The winding lane arrives at the memorably named Top o' Slate, a site which earned its name in quarrying days, and has been reclaimed into a newly landscaped public space. At its centre is Halo, John Kennedy's 18m diameter steel lattice structure supported by a mighty tripod. If your map-reading fails and you arrive at dusk then so much the better. Halo is lit using the latest LED technology and by night glows a sky blue colour, giving the effect of hovering above the town. It's most spectacular viewed by night from the A56 gateway into to Lancashire. But who needs illumination? In the late afternoon sunshine, with the a breeze whipping through the lattice and views across to the Jodrell Bank observatory in Cheshire 32 miles away, it is pretty special too - and as far removed from Bentham's type of panopticon as you'll get.
Out and about: North-west installations
Antony Gormley was the artist whose Angel of the North first revealed something about the power of public art installations and the North-west has discovered the same effect at Crosby, a few miles north of Liverpool, where his Another Place work – made up of 100 cast iron figures facing out to see over a two-mile stretch of beach – is to be found
A short drive into Liverpool yields up Richard Wilson's Turning the Place Over, for which he has cut out an egg-shaped section of the front of a derelict building at Moorfields station and placed it on a giant pivot to rotate.
The city of Liverpool is something of a public art specialist, with the SuperLambBanana, 15ft tall, very yellow and the work of Manhattan-based Japanese artist Taro Chiezo, now one of the North-west's best know pieces, having started life to mark Tate Liverpool's reopening and travelled greatly since.
In Cumbria, Andy Goldsworthy has created 46 stone sculptures from derelict sheep pens in his Sheepfolds project, while Workington has also caught the bug with Simon Hitchens' Coast Line, featuring 12 large sculptural seats carved and sawn from boulders of red granite locally quarried at nearby Shap.
On the seafront at Morecambe the Tern Project comprises another collection of public artworks situated on and around the promenade: the Rock Islands (pictured), Stone Jelly and Bird Bollards are among the favourites.
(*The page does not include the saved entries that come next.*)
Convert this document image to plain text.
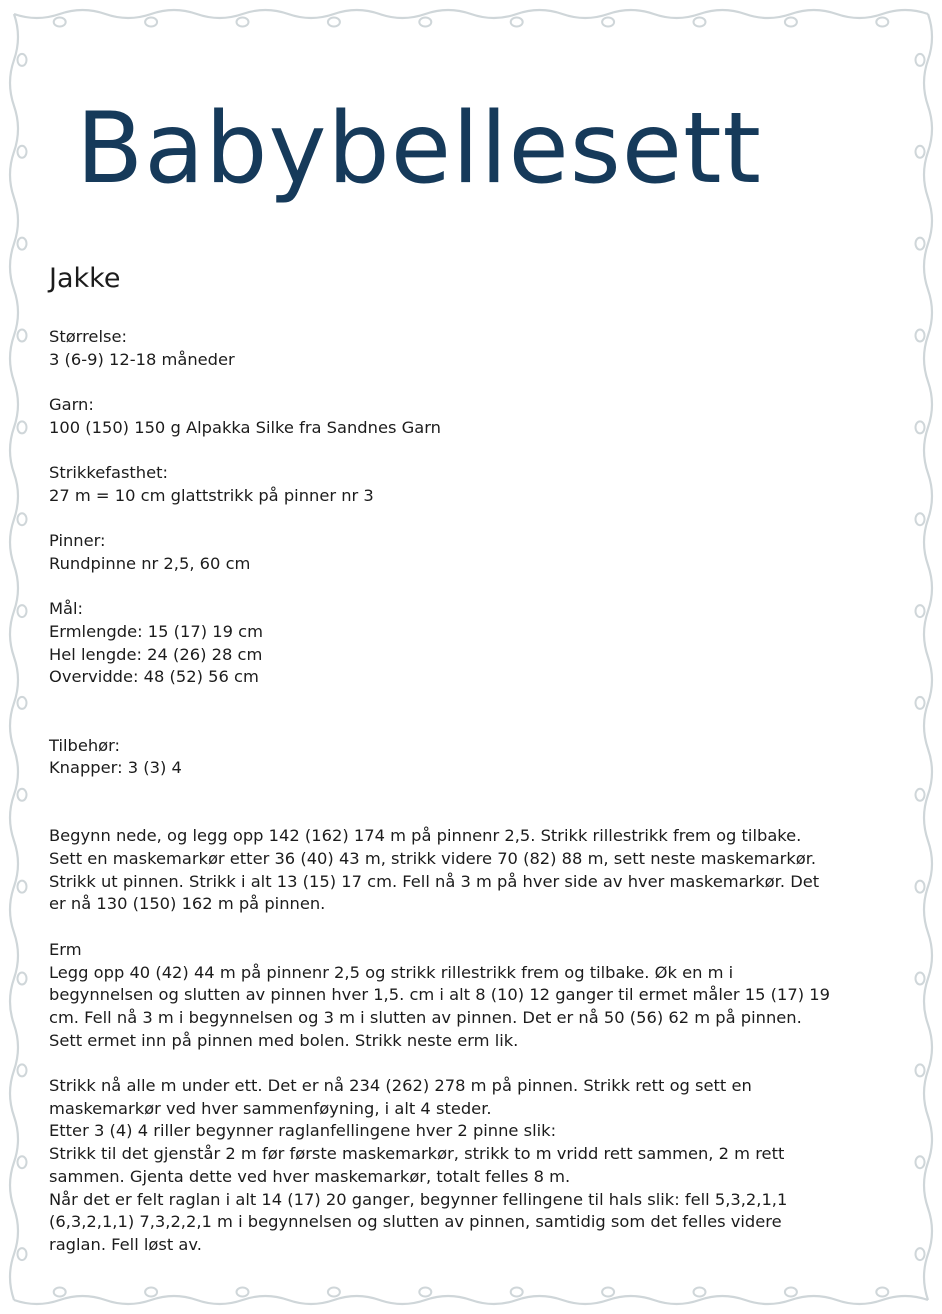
Babybellesett
Jakke

Størrelse:

3 (6-9) 12-18 måneder

Garn:

100 (150) 150 g Alpakka Silke fra Sandnes Garn

Strikkefasthet:

27 m = 10 cm glattstrikk på pinner nr 3

Pinner:

Rundpinne nr 2,5, 60 cm

Mål:

Ermlengde: 15 (17) 19 cm

Hel lengde: 24 (26) 28 cm

Overvidde: 48 (52) 56 cm

Tilbehør:

Knapper: 3 (3) 4

Begynn nede, og legg opp 142 (162) 174 m på pinnenr 2,5. Strikk rillestrikk frem og tilbake.

Sett en maskemarkør etter 36 (40) 43 m, strikk videre 70 (82) 88 m, sett neste maskemarkør.

Strikk ut pinnen. Strikk i alt 13 (15) 17 cm. Fell nå 3 m på hver side av hver maskemarkør. Det

er nå 130 (150) 162 m på pinnen.

Erm

Legg opp 40 (42) 44 m på pinnenr 2,5 og strikk rillestrikk frem og tilbake. Øk en m i

begynnelsen og slutten av pinnen hver 1,5. cm i alt 8 (10) 12 ganger til ermet måler 15 (17) 19

cm. Fell nå 3 m i begynnelsen og 3 m i slutten av pinnen. Det er nå 50 (56) 62 m på pinnen.

Sett ermet inn på pinnen med bolen. Strikk neste erm lik.

Strikk nå alle m under ett. Det er nå 234 (262) 278 m på pinnen. Strikk rett og sett en

maskemarkør ved hver sammenføyning, i alt 4 steder.

Etter 3 (4) 4 riller begynner raglanfellingene hver 2 pinne slik:

Strikk til det gjenstår 2 m før første maskemarkør, strikk to m vridd rett sammen, 2 m rett

sammen. Gjenta dette ved hver maskemarkør, totalt felles 8 m.

Når det er felt raglan i alt 14 (17) 20 ganger, begynner fellingene til hals slik: fell 5,3,2,1,1

(6,3,2,1,1) 7,3,2,2,1 m i begynnelsen og slutten av pinnen, samtidig som det felles videre

raglan. Fell løst av.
Simon Watkincon's The Braid illuminates Blackburn town centre while Serena de la Hey's Land Giant, a sculpture in willow and steel, overlooks the M65 near Pendle
Another eye-catching piece is Thomas Heatherwick's B of the Bang, located near the City of Manchester Stadium in the east of the city. It has considerably fewer than the 180 spikes it started life with but is iconic nonetheless. Not to be outdone, Bolton has delivered Spirit of Sport, a giant monument etched with the faces of 900 individuals, from legends such as footballer Nat Lofthouse and boxer Amir Khan to sheer enthusiasts whose hard work has helped to keep sport alive in the community.
And the appetite for public art is not abating yet. This autumn, St Helens will unveil Dream – a 20m high sculpture by Jaume Plensa, to be placed on top of the former Sutton Manor Colliery, overlooking the M62. It takes the form of the head of a girl with eyes closed, seemingly in a dream-like state, representing a community looking to a brighter future.